- The Cosmos Mercury
- Type: Radial aero engine
- Manufacturer: Cosmos Engineering; Brazil Straker;
- Designer: Roy Fedden
- First run: July 1917
- Major applications: Bristol Scout F

= Cosmos Mercury =

1910s British radial aircraft engine

The Cosmos Mercury was a fourteen-cylinder twin-row air-cooled radial aeroengine. Designed by Roy Fedden of Cosmos Engineering, it was built in the United Kingdom in 1917. It produced 347 horsepower (259 kW). It did not enter production; a large order was cancelled due to the Armistice.

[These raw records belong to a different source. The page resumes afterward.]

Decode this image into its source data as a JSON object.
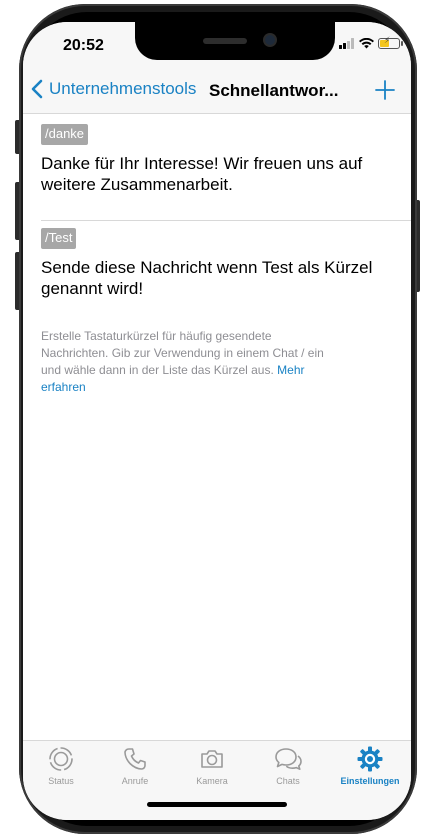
{
  "status_bar": {
    "time": "20:52"
  },
  "nav": {
    "back_label": "Unternehmenstools",
    "title": "Schnellantwor...",
    "add_icon": "plus-icon"
  },
  "replies": [
    {
      "shortcut": "/danke",
      "message": "Danke für Ihr Interesse! Wir freuen uns auf weitere Zusammenarbeit."
    },
    {
      "shortcut": "/Test",
      "message": "Sende diese Nachricht wenn Test als Kürzel genannt wird!"
    }
  ],
  "hint": {
    "text": "Erstelle Tastaturkürzel für häufig gesendete Nachrichten. Gib zur Verwendung in einem Chat / ein und wähle dann in der Liste das Kürzel aus.",
    "link": "Mehr erfahren"
  },
  "tabs": [
    {
      "label": "Status",
      "icon": "status-icon"
    },
    {
      "label": "Anrufe",
      "icon": "phone-icon"
    },
    {
      "label": "Kamera",
      "icon": "camera-icon"
    },
    {
      "label": "Chats",
      "icon": "chat-bubbles-icon"
    },
    {
      "label": "Einstellungen",
      "icon": "gear-icon",
      "active": true
    }
  ],
  "colors": {
    "accent": "#1a82c4",
    "shortcut_badge": "#a7a7a7",
    "battery_charging": "#f4c51b"
  }
}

==Design and development==
Built at Bristol by Brazil-Straker under the direction of Roy Fedden, the Mercury featured an unusual crankshaft and connecting rod arrangement that dispensed with the more normal design of a single master rod linking to individual rods for each cylinder. It was said to run well without vibration and set an unofficial time to climb record while fitted to a Bristol 21A Scout F.1, the aircraft achieving 10,000 ft (3,000 m) in 5.4 minutes and 20,000 ft (6,000 m) in 16.25 minutes.

An Admiralty order for 200 engines was placed in 1917 but was later cancelled by Lord Weir due to the end of World War I, it is also stated that Lord Weir had a preference for the ABC Dragonfly.

The name was re-used by Fedden for the later nine-cylinder Bristol Mercury radial engine.